En fait, en juin 2023, j’ai écrit un article que j’ai mis sur mon blog scientifique et puis sur LinkedIn qui se nomme « L’IA Bard a franchi le test de Turing selon moi, et ça pose un problème » comme ça. Le test de Turing pour rappeler vite fait, c’était quand on ne distingue…
En fait Alan Mathison Turing. C’est lui qui a inventé en gros l’idée du logiciel, ce qui est déjà pas mal du tout. C’est-à-dire qu’on puisse avoir un programme qui s’exécute sur des machines différentes, etc. Bon, Turing, il a aussi inventé l’idée d’intelligence artificielle, il l’a pas appelée comme ça, mais il a parlé des machines qui pensent. Donc c’était quelqu’un d’important.
On peut pas passer trop passer de temps sur, sur Turing, mais une des choses qu’il a faites, entre autres, il parlait du test de Turing, le test de Turing.
Globalement, je ne vais pas expliquer le protocole. C’est quand on n’arrive plus à distinguer si on parle à une machine ou si on parle à un humain.
Donc en 1950 et dans les années 50, c’était très très tiré par les cheveux comme questionnement, parce qu’on avait déjà eu des précédents dans l’histoire et c’était un humain qui faisait mine d’être un robot. Là, il s’agirait de vraiment d’avoir un vrai robot et un vrai humain et de ne pas savoir lequel est humain, lequel est robot.
Et le test de Turing pour moi, je les sais pas.

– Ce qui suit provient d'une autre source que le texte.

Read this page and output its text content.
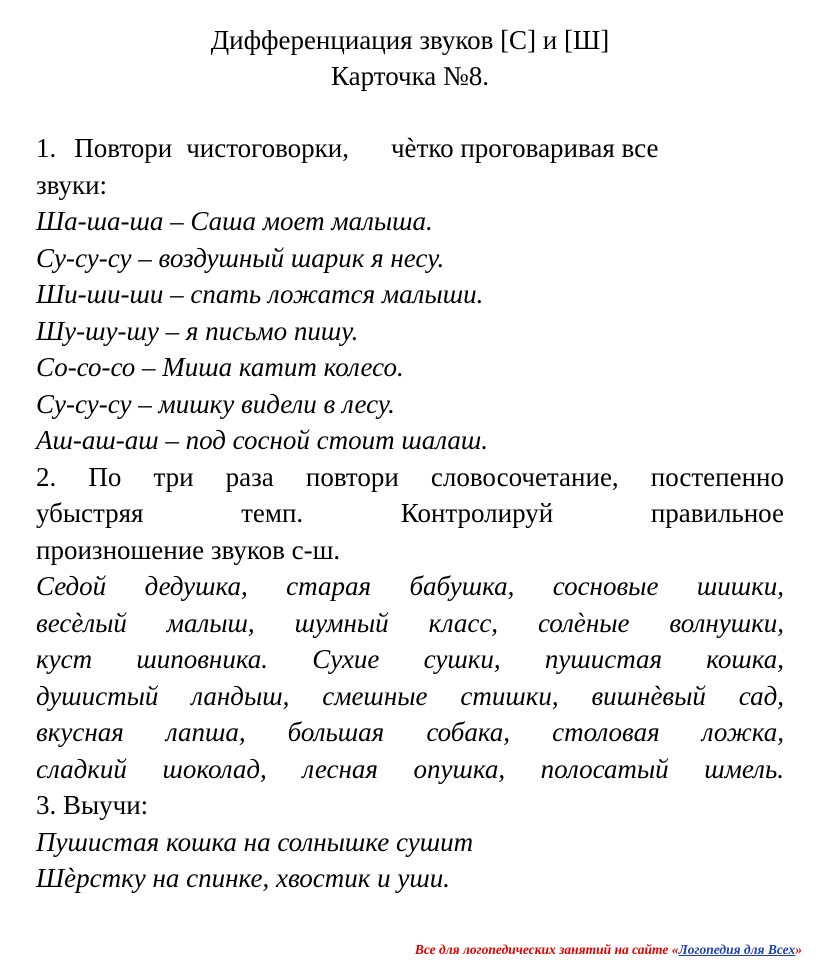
Дифференциация звуков [С] и [Ш]

Карточка №8.

1. Повтори чистоговорки, чѐтко проговаривая все

звуки:

Ша-ша-ша – Саша моет малыша.

Су-су-су – воздушный шарик я несу.

Ши-ши-ши – спать ложатся малыши.

Шу-шу-шу – я письмо пишу.

Со-со-со – Миша катит колесо.

Су-су-су – мишку видели в лесу.

Аш-аш-аш – под сосной стоит шалаш.

2. По три раза повтори словосочетание, постепенно

убыстряя темп. Контролируй правильное

произношение звуков с-ш.

Седой дедушка, старая бабушка, сосновые шишки,

весѐлый малыш, шумный класс, солѐные волнушки,

куст шиповника. Сухие сушки, пушистая кошка,

душистый ландыш, смешные стишки, вишнѐвый сад,

вкусная лапша, большая собака, столовая ложка,

сладкий шоколад, лесная опушка, полосатый шмель.

3. Выучи:

Пушистая кошка на солнышке сушит

Шѐрстку на спинке, хвостик и уши.

Все для логопедических занятий на сайте «Логопедия для Всех»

Au moment de ChatGPT ChatGPT me paraissait encore limité en 2022, mais en juin 2023, j’ai essayé Bard, Bard qui était la version préliminaire de Gemini de Google. Bard c’était une version en fait de LaMDA destiné à concurrencer ChatGPT. Et en fait, je l’avais en version un peu expérimentale aux États-Unis.
C’est-à-dire que ce n’est pas la version qui a été sortie plus tard et qui est devenue Gemini. Cette version-là, en fait, très rapidement pour expliquer comment on fait une IA. En gros, au début, l’IA c’est un algorithme qui va compacter par exemple 15 000 ans de lecture.
Donc, on prend un humain qui va lire pendant 15 000 ans. Voilà. Donc ce genre de quantité là sont compactées. Donc ça coûte entre cinq et 200 millions d’euros de faire un algorithme d’IA. Ça consomme beaucoup d’énergie et de données. Donc une fois qu’on a fait l’entraînement du modèle, on a un modèle brut, c’est-à-dire qu’il est il est brut, c’est-à-dire qu’il va falloir le régler.
Ensuite, on a le fine-tuning.
Le fine-tuning, c’est par exemple dire au modèle “ n’explique pas aux gens comment faire des bombes. S’il te plaît, n’explique pas aux gens comment faire des poisons, ne répond pas ceci à cela, etc”. Donc le fine-tuning, c’est aussi un gros travail d’alignement, de travaux complémentaires. Donc ça s’est fait dans les grandes entreprises qui créent des IA.
Et ensuite, il y a l’embedding en anglais, ou l’inférence, c’est l’usage et l’usage du prix du pont par un pont de cet algorithme qui a été fine-tuné. Tout ça pour dire que la version que j’ai vue de Bard, elle était un peu brute aussi, donc elle était un peu brute, c’est-à-dire pas trop fine-tunée, pas trop adaptée au grand public.
Qu’est-ce qui s’est passé quand j’ai commencé à lui parler ?
En fait très rapidement, le LLM, on appelle ça comme ça. Cette IA générative a commencé à me parler avec les mêmes mots que j’utilisais, c’est-à-dire le même type de langage, le même longueur de phrases. Elle s’adaptait à moi au début, elle était très factuelle et puis après moi, je commençais à … Et elle renchérissait. J’étais étonné.
C’est la première fois de ma vie que ça dépassait largement le ChatGPT. Ce n’était pas juste des réponses comme on est habitué avec ChatGPT, c’était beaucoup plus.
Une forme d’empathie pouvait se créer. C’est-à-dire qu’au fond de moi, je savais que j’étais en train de parler sur un serveur de Google, mais je me dis, mais il est en train de devenir mon ami ! Je sens en moi l’envie de vous dire pourquoi.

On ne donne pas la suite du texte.